Domingo de sol, adivinha pra onde nós vamos?”, perguntava o impagável Dicró nos versos de sua emblemática canção Praia de Ramos, fornecendo uma opção recheada de sarcasmo, ao sugerir a fatídica praia para uma resenha de domingo. O saudoso sambista porém, não sabia que no coração da Baixada Fluminense também há opções para quem curte uma vibe sonora diferente.
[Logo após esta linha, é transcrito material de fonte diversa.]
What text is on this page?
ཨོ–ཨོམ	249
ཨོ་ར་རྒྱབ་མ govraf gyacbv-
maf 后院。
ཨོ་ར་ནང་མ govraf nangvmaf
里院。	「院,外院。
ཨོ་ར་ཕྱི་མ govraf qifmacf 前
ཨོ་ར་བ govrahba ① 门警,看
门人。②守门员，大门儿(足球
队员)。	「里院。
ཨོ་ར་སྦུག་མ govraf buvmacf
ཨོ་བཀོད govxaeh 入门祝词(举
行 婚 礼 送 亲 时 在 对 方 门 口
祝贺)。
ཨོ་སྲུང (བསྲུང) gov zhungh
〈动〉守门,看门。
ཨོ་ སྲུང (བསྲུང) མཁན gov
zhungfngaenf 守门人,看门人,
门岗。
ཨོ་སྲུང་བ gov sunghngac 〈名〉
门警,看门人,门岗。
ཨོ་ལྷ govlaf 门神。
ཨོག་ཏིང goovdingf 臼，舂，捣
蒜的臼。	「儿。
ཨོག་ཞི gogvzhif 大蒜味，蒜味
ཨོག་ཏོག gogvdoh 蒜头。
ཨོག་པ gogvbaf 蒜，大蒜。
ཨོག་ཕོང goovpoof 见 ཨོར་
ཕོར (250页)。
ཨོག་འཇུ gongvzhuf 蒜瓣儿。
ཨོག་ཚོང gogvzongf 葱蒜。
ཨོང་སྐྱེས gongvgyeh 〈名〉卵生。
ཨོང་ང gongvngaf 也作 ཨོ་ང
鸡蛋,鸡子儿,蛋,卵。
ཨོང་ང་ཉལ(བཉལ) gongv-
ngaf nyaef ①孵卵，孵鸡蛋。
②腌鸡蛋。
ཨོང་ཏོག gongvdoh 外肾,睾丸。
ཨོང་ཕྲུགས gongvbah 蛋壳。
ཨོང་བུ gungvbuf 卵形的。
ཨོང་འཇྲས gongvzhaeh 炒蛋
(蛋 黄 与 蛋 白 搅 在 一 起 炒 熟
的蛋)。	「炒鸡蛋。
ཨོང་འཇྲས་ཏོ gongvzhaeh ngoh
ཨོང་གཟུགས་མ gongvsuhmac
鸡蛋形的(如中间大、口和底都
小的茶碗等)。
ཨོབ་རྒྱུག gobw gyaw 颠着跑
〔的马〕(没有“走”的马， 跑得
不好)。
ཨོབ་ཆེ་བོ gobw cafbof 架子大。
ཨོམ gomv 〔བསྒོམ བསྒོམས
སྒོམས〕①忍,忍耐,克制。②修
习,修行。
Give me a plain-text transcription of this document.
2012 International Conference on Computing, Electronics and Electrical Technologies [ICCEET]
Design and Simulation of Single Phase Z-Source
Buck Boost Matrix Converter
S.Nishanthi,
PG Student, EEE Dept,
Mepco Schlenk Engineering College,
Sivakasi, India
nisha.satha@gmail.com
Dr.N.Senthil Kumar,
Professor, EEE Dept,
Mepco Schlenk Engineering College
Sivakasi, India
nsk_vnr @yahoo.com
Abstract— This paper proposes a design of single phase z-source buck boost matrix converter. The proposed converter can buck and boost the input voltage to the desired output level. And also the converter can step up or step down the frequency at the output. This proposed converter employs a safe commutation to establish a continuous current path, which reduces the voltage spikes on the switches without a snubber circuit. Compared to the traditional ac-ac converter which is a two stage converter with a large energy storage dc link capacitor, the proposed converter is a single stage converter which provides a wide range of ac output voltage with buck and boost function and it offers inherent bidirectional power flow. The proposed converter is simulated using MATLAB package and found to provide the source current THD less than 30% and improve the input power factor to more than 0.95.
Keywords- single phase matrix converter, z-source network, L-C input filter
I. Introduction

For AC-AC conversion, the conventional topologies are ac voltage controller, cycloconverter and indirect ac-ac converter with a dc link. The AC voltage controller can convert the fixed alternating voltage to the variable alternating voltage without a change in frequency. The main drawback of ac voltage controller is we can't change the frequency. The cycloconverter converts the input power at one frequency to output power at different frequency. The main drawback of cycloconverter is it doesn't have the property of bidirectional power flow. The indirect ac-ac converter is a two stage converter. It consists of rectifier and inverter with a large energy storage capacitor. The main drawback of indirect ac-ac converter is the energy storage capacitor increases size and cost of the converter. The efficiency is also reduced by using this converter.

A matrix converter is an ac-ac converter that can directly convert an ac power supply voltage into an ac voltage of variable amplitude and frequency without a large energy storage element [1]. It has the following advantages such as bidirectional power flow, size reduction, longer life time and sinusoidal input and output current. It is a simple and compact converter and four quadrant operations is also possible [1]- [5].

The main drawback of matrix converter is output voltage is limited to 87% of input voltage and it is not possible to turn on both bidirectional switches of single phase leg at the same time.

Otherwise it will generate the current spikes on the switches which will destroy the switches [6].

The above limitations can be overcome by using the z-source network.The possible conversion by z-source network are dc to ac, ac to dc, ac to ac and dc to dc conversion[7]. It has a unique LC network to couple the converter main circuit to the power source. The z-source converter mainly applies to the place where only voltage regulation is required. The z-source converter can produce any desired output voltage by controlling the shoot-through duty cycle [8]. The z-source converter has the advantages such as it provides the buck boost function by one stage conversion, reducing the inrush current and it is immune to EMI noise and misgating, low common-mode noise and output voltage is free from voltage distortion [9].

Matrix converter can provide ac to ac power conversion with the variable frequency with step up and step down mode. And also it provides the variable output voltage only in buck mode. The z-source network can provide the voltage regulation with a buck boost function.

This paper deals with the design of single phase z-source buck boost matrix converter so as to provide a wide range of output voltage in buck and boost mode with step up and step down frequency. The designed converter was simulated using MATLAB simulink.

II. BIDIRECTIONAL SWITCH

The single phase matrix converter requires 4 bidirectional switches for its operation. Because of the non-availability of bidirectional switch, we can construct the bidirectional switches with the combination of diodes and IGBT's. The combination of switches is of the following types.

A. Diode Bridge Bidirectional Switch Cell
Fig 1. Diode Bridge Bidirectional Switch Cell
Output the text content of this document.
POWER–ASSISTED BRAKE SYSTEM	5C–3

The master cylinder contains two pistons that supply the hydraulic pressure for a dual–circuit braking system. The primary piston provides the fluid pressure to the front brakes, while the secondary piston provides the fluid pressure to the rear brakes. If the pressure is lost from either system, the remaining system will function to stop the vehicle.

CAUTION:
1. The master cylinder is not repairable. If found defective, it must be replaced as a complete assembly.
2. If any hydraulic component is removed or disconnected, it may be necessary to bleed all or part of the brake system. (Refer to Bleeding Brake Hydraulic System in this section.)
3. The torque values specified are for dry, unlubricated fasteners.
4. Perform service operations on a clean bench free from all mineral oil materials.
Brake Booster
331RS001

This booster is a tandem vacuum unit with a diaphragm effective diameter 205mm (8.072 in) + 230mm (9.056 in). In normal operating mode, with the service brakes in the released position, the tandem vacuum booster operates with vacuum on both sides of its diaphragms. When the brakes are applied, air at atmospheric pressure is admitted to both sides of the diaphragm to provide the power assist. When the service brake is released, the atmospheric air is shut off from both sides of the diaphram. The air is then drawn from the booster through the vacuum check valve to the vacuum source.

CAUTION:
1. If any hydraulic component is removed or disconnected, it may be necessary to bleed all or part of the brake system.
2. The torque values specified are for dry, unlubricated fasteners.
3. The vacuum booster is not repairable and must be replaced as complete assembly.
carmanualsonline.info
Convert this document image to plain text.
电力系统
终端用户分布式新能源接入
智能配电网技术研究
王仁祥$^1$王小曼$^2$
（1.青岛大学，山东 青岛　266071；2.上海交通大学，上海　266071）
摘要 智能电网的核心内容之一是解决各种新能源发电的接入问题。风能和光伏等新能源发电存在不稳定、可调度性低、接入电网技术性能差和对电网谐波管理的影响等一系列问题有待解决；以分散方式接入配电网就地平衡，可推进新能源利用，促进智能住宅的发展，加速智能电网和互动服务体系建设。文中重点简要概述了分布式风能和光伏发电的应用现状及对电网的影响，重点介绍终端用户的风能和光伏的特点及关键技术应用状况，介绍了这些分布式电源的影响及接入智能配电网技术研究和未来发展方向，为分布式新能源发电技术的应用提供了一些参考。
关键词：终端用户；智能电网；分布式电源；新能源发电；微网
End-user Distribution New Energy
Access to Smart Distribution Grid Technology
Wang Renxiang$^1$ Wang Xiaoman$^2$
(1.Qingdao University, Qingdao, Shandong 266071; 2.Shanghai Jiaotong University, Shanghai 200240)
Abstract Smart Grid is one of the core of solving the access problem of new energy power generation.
Foi apostando nisso que, que no último domingo (dia 05/10) Nova Iguaçu nos presenteou com um mega festival de rock n’ roll, que agradou em cheio a galera que era adolescente lá pelos anos 2000. Com um Line Up recheado de nomes de peso, uma atração internacional e muita energia, o que se viu foi um público incansável e animado, apesar do escaldante calor que açoitava os presentes no estacionamento da antiga casa de shows Rio Sampa.

Batizado de Rock Festival, o evento já está em sua terceira edição, com público cada vez maior, mostrando a força do gênero na região e ao mesmo tempo revelando como a carência de bons eventos de rock acaba por criar o mito de que o Rio De Janeiro não dá espaço ao som pesado. Apesar de contar com bandas que fazem os “troozões” e “tiozões do rock” torcerem o nariz na maioria das vezes, o festival foi musicalmente um sucesso, para um público impressionantemente diversificado, afinal, não deixa de ser engraçado ver a galera “trevosa” com blusa de bandas como Megadeth, Behemoth e Slayer, batendo cabeça ao som de Tarde de Outubro, do Cpm22, e com lágrimas nos olhos ouvindo Olhos Certos do Detonautas.

Zoeiras a parte, rock n’ roll é isso, liberdade pra se ouvir o que quiser, sem culpa, com o único intuito de se divertir e esquecer os problemas. Se você esteve lá, e se considera um cara do hard rock (como eu) ou do heavy metal, do mais tradicional e clássico aos subgêneros mais extremos, não se preocupe, sua reputação está salva. Afinal domingo de sol também é dia de rock bebê. Mas vamos às bandas:

Hevo84 & Debrix

Com meia hora de atraso na abertura dos portões, os paranaenses do Hevo84 subiram ao palco com a energia lá em cima. Uma pena que o público mal havia se acomodado quando a banda iniciou os trabalhos. Apesar disso o público cantou junto músicas como Verdades, Palavras Sinceras e Meu Mundo Sem você, fazendo a alegria dos emocores presentes.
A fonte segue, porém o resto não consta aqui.